Airline flubs mishap details
A Hawaiian Airlines flight was forced to return to Hilo Airport
HILO » When Hawaiian Airlines Flight 121 took off from Hilo for Honolulu on Friday morning, how much time passed before the bang?
Hilo resident Kris Laguire was a passenger on the flight when he heard the "loud bang," and other passengers saw black smoke come out of one engine.
They'd been in the air just 15 seconds, Laguire said. The Boeing 717-200 returned to Hilo Airport and landed safely with the remaining engine.
Laguire was surprised to read in the local paper the next day that the incident took place seven minutes into the flight.
Hawaiian Airlines spokes- man Patrick Dugan checked and rechecked, and company officials kept telling him, "seven minutes." But on his third try, the officials checked an electronic flight log and discovered the time was one minute.
A turbine blade broke, Dugan said. That resulted in overheating in the engine, and the pilot deliberately shut the engine down, he said.

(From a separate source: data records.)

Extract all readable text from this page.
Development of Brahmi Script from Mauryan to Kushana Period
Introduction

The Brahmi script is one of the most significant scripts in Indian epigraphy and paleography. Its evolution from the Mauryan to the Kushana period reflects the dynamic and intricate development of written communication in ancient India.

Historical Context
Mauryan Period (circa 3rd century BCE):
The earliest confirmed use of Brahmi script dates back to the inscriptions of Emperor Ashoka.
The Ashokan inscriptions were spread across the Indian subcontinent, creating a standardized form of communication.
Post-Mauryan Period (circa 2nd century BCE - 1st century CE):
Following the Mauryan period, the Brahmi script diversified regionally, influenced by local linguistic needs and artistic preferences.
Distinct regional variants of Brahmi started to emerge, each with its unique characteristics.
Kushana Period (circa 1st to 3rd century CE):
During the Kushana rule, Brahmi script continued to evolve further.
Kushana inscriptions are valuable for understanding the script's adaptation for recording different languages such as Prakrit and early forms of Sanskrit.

The technical staff at Hawaiian Airlines were insistent that a deliberate shutdown is not an engine failure, he said.
The passengers were transferred to another plane, and the first one received a replacement engine.
Back in Hilo, Laguire was still unhappy about the initial claim of seven minutes. "There should be no misleading the public in the first place," he said.
Dugan didn't know how the company claim of seven minutes originated.